Why scores of dogs will honour a Great Dane in Cape Town this weekend
Al Jazeera
A quaint local festival celebrates the life of the first dog to receive a Royal Navy rank
Cape Town, South Africa – Just Nuisance, who died 80 years ago this week, was the first dog in the world to receive an official Royal Navy rank. Every April, humans and canines flock to the naval suburb of Simon’s Town to celebrate his life with cake, walkies and a pipe band. Last year, about 80 dogs turned up. This year’s festival kicks off at 10am on Saturday, April 6.

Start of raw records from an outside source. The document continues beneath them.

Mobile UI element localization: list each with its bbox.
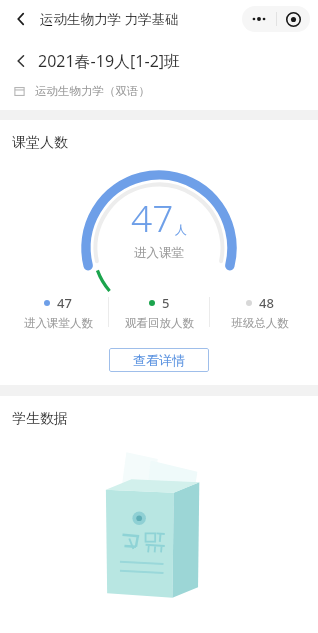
button[interactable]: 5 — [109, 294, 209, 330]
button[interactable]: Close — [277, 6, 310, 32]
button[interactable]: 查看详情 — [109, 348, 209, 372]
staticText: 班级总人数 — [231, 316, 289, 330]
staticText: 查看详情 — [133, 352, 185, 368]
button[interactable]: More — [242, 6, 276, 32]
button[interactable]: Back to class list — [12, 52, 30, 70]
staticText: 运动生物力学 力学基础 — [40, 10, 179, 28]
staticText: 人 — [175, 222, 187, 237]
staticText: 47 — [131, 192, 174, 242]
staticText: 5 — [162, 294, 170, 312]
staticText: 进入课堂人数 — [24, 316, 93, 330]
staticText: 运动生物力学（双语） — [35, 84, 150, 98]
button[interactable]: 48 — [210, 294, 310, 330]
staticText: 课堂人数 — [12, 134, 68, 152]
button[interactable]: Back — [10, 8, 32, 30]
staticText: 观看回放人数 — [125, 316, 194, 330]
staticText: 2021春-19人[1-2]班 — [38, 50, 181, 72]
staticText: 学生数据 — [12, 410, 68, 428]
button[interactable]: 47 — [8, 294, 108, 330]
staticText: 进入课堂 — [134, 245, 184, 261]
staticText: 48 — [259, 294, 274, 312]
staticText: 47 — [57, 294, 72, 312]
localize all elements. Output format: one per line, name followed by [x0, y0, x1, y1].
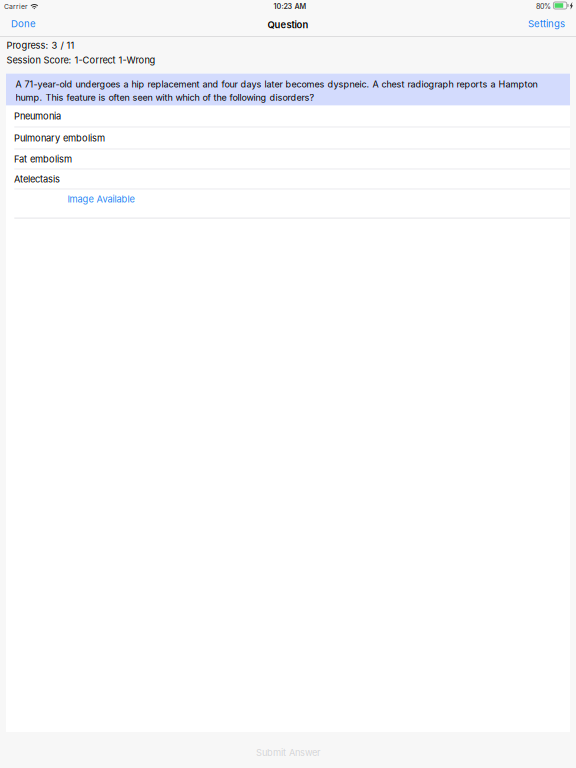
staticText: Question [268, 19, 308, 30]
staticText: Image Available [68, 194, 134, 205]
staticText: 10:23 AM [274, 2, 306, 11]
button[interactable]: Done [5, 15, 42, 33]
staticText: Carrier [4, 2, 28, 11]
button[interactable]: Fat embolism [6, 150, 570, 169]
staticText: Done [11, 18, 36, 30]
button[interactable]: Pneumonia [6, 106, 570, 127]
staticText: Submit Answer [256, 747, 320, 758]
staticText: Atelectasis [14, 174, 60, 185]
staticText: Pneumonia [14, 110, 61, 122]
staticText: 80% [536, 2, 551, 11]
button[interactable]: Settings [522, 15, 571, 33]
button[interactable]: Image Available [6, 190, 570, 218]
staticText: A 71-year-old undergoes a hip replacemen… [16, 79, 538, 103]
staticText: Settings [528, 18, 565, 30]
staticText: Progress: 3 / 11 [6, 40, 74, 51]
button[interactable]: Pulmonary embolism [6, 128, 570, 149]
staticText: Session Score: 1-Correct 1-Wrong [6, 54, 156, 66]
button[interactable]: Atelectasis [6, 170, 570, 189]
staticText: Pulmonary embolism [14, 132, 105, 144]
staticText: Fat embolism [14, 154, 72, 165]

Cathy Salter, the curator of the Simon’s Town Museum, is thrilled that the dog’s legacy of lifting human spirits lives on: “There was an awful war going on [World War II] and most of the sailors passing through Simon’s Town were very young,” she says. “For them, it was quite a big deal that this dog wanted to hang out with them.”

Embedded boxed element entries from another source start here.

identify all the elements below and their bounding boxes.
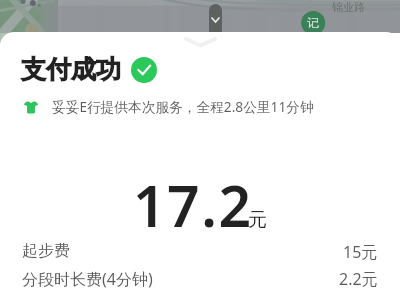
button[interactable]: Collapse map bbox=[209, 4, 222, 32]
staticText: 17.2 bbox=[133, 166, 253, 244]
staticText: 锦业路 bbox=[332, 0, 365, 14]
staticText: 支付成功 bbox=[21, 54, 121, 85]
staticText: 15元 bbox=[343, 241, 378, 263]
staticText: 记 bbox=[307, 15, 319, 30]
staticText: 元 bbox=[248, 208, 267, 232]
staticText: 2.2元 bbox=[339, 268, 378, 290]
staticText: 妥妥E行提供本次服务，全程2.8公里11分钟 bbox=[52, 97, 314, 116]
staticText: 分段时长费(4分钟) bbox=[22, 268, 153, 290]
staticText: 起步费 bbox=[22, 241, 70, 261]
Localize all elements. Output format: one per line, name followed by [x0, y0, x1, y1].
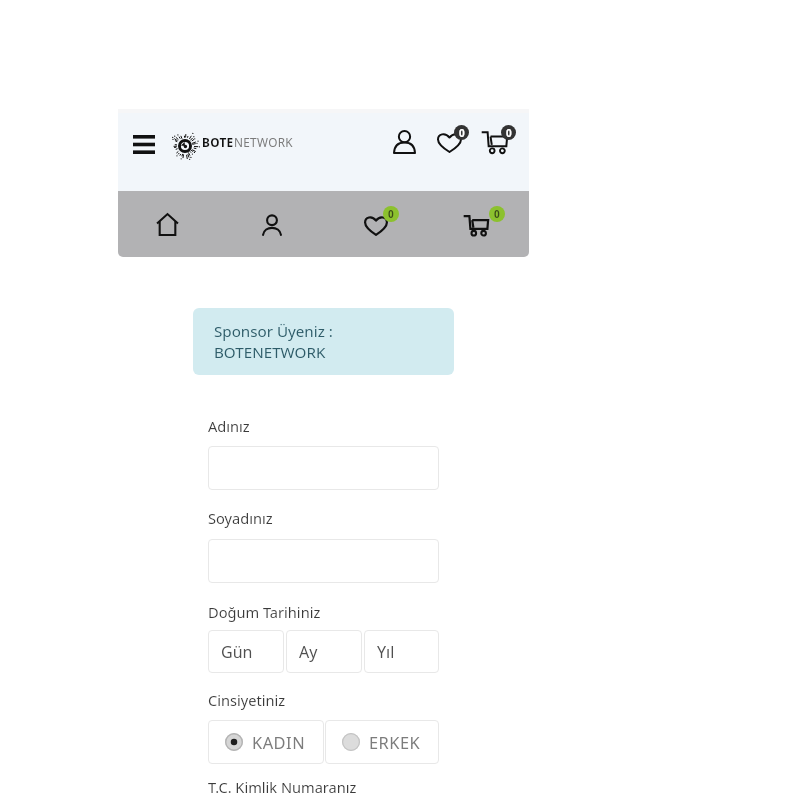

“Many years ago, we were sent a photograph of Just Nuisance by a man who’d been taken POW by the Japanese,” Salter told Al Jazeera. “He wasn’t allowed any personal possessions, but he managed to smuggle that photo in and keep it with him throughout. It just shows how important Just Nuisance was to them.”
A pedigreed Great Dane born on April 1, 1937, Just Nuisance was bought by a man who worked in the naval port of Simon’s Town. “The dog took an instant liking to the sailors,” says Salter. “But only the low-ranking ones. He’d have nothing to do with officers,” whom he identified by their uniforms. While numerous sailors tried to adopt him, according to his biographer, Terrence Sisson, “Nuisance was his own master.”
At 67kg (148 pounds) Just Nuisance was “massive,” even for a Great Dane, and “almost human in concept and intelligence”, writes Sisson, an ex-sailor who knew the dog personally. After doing his business, for example, Just Nuisance would thrust out a paw to demand a “handshake” from the nearest human.